The initialization macros return channel objects that can be used for writing and reading. Different channel objects can safely be used concurrently in different contexts without locking. In an interrupt-based application with realtime constraints you could use a separate channel for every interrupt context to allow for lock-free logging.
Channels and virtual terminals
RTT supports multiple channels in both directions. Up channels go from target to host, and down channels go from host to target. Each channel is identified by its direction and number.
By convention channel 0 is reserved for terminal use. In the up direction there is a set of escape sequences that further enable the single channel to be treated as up to 16 virtual terminals. This can be used to separate different types of messages (for example, log levels) from each other without having to allocate memory for multiple buffers. As a downside, multiple threads cannot write to the same channel at once, even if using different virtual terminal numbers, so access has to be synchronized. Down channel 0 is conventionally used for keyboard input.
Note: Some host side programs only display channel 0 by default, so to see the other channels you might need to configure them appropriately.
The other channels can be used to either enable concurrent use from multiple sources without locking, or to send e.g. binary data in either direction.
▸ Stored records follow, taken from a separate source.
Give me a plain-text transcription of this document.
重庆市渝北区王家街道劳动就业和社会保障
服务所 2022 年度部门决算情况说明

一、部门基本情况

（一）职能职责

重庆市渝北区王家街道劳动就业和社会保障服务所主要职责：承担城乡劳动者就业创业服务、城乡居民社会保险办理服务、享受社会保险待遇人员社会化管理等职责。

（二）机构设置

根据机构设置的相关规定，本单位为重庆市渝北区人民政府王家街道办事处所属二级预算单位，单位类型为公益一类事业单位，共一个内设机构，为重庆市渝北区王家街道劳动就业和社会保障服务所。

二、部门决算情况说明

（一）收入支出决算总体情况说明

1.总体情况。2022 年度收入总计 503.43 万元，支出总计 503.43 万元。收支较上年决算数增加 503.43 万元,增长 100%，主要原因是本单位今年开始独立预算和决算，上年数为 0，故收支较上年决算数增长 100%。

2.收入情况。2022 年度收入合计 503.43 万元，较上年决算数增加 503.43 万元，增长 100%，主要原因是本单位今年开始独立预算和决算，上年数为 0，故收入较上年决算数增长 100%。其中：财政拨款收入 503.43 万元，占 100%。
Channel 0 can also be used for arbitrary data, but most tools expect it to be plain text.
Channel modes
By default, channels start in NoBlockSkip mode, which discards
data if the buffer is full. This enables RTT to not crash the application if there is no debug
probe attached or if the host is not reading the buffers. However if the application outputs
faster than the host can read (which is easy to do, because writing is very fast), messages will
be lost. Channels can be set to blocking mode if this is desirable, however in that case the
application will likely freeze when the buffer fills up if a debugger is not attached.
The channel mode can also be changed on the fly by the debug probe. Therefore it may be advantageous to use a non-blocking mode in your microcontroller code, and set a blocking mode as needed when debugging. That way you will never end up with an application that freezes without a debugger connected.
Printing
For no-hassle output the [rprint] and [rprintln] macros are provided. They use a single down
channel defined at initialization time, and a critical section for synchronization, and they
therefore work exactly like the standard println style macros. They can be used from any
context. The [rtt_init_print] convenience macro initializes printing on channel 0.
use rtt_target::{rtt_init_print, rprintln};
fn main() -> ! {
rtt_init_print!();
loop {
rprintln!("Hello, world!");
}
}
The macros also support an extended syntax to print to different RTT virtual terminals.
Please note that because a critical section is used, printing into a blocking channel will cause the application to block and freeze when the buffer is full.